Combining these capabilities with tools like the ParanoidPlay algorithm provides a powerful workflow for extending the high score even further. Once randomParanoidPlay.py provides a high score sequence, a human can go inspect the sequence, make a couple of key adjustments using playAssist.py, feed this new sequence back into randomParanoidPlay.py, and let the algorithm explore from this new improved state. In just a few minutes, I was able to take the high score achieved using purely algorithmic means (1196 splits) and extend it to 1208 splits. These sequences can be found in the sequences folder in the repository, and verified by following along with replay.py on your own device.

Going even further is no doubt possible, but at this point, unless someone unseats me again, I think I’ve learned as much as I can from this game, and am ready to move onto other pursuits. As far as a I can tell, the theoretical maximum number of splits could be as high as 3700 splits (7 halvings, 14 turns to wait once all halvings have occurred), but practically this extremely difficult. If a block with 3700 points is ever placed in a column that is going to be halved less than 6 times, it will never dissapear again for all intents and purposes. Anyone who has played SPL-T knows how unrealistic it is to achieve 6 halvings on every single block. In my estimation, the absolute optimally high number of splits probably lies ~1800.

If you read this far, thank you! Please feel free to reach out with any questions about the repository via email - I’d happily walk anyone through the algorithms if it meant I could find someone to talk to about the intricacies of SPL-T.

A Note on Machine/Reinforcement Learning as Applied to SPL-T

It was during this exploration that I encountered DeepMind’s seminal paper on AlphaZero. Instantly, I recognized the potential of the AlphaZero algorithm to be applied to SPL-T - after all, compared to a two-player game on a 19x19 board, a single player game on an 8x16 board seemed doable. Furthermore, it would allow me to go beyond my feeble SPL-T ability - by using a human-“expert” generated algorithm, performance would be inherently limited by my capabilities. By using reinforcement learning, my own limitations would no longer apply and the algorithm could get closer to the true ceiling of perfect SPL-T play.

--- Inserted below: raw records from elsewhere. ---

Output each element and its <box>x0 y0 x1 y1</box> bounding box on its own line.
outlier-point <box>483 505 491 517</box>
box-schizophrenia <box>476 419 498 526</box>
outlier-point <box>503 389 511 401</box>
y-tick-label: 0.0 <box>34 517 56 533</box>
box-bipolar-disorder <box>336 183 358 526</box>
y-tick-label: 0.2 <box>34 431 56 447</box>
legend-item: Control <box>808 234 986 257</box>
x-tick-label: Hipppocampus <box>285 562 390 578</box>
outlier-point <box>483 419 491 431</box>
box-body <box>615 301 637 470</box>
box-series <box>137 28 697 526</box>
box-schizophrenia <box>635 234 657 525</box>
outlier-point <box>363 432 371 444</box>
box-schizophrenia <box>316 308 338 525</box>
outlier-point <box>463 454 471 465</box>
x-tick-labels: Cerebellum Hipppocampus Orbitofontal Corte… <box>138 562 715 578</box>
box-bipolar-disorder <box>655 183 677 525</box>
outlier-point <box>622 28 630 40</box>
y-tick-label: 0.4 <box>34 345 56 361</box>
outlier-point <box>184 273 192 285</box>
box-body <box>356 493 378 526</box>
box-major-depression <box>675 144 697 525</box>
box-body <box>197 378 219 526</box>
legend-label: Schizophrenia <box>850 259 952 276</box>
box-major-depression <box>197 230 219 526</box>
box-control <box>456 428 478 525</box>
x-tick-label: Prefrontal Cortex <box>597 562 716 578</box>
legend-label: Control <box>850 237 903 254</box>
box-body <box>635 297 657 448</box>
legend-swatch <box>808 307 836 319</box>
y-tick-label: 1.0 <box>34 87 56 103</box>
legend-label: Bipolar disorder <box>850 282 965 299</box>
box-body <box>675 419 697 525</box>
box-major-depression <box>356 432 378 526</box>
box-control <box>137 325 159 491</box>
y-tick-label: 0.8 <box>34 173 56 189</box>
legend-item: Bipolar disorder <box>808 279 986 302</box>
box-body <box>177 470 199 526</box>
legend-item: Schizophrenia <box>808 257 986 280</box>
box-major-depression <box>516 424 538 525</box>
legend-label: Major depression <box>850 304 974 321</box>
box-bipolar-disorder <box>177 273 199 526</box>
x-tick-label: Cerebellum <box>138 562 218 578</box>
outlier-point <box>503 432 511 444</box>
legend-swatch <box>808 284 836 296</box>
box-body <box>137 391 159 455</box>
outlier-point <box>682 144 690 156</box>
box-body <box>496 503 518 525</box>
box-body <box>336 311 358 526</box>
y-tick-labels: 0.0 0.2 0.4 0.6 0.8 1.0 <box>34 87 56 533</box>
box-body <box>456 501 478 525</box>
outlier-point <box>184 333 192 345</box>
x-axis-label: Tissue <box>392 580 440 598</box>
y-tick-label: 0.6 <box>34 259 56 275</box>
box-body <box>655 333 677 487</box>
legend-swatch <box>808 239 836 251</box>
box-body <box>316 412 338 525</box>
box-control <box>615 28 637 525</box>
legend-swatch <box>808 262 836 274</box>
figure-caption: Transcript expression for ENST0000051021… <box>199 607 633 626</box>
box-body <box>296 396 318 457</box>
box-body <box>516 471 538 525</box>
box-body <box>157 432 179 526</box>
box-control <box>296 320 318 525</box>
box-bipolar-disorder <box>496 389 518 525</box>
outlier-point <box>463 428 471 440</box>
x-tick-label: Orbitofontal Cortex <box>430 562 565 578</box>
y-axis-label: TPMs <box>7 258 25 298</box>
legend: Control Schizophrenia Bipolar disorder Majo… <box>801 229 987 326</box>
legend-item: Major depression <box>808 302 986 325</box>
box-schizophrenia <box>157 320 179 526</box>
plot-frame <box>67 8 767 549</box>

I actually implemented a full AlphaZero-style reinforcement learning pipeline for the game here. My naïvete was quickly stifled by the enormity of the computational complexity of the problem, and a lack of experience and computing resources, but contained in that repository is a model that I think actually begins learning (albeit almost imperceptibly slowly)! In the future, I hope to do a full writeup on these efforts as well, and use my bespoke weighting algorithm to jumpstart training and hopefully see some results, à la AlphaGo (the predecessor of AlphaZero).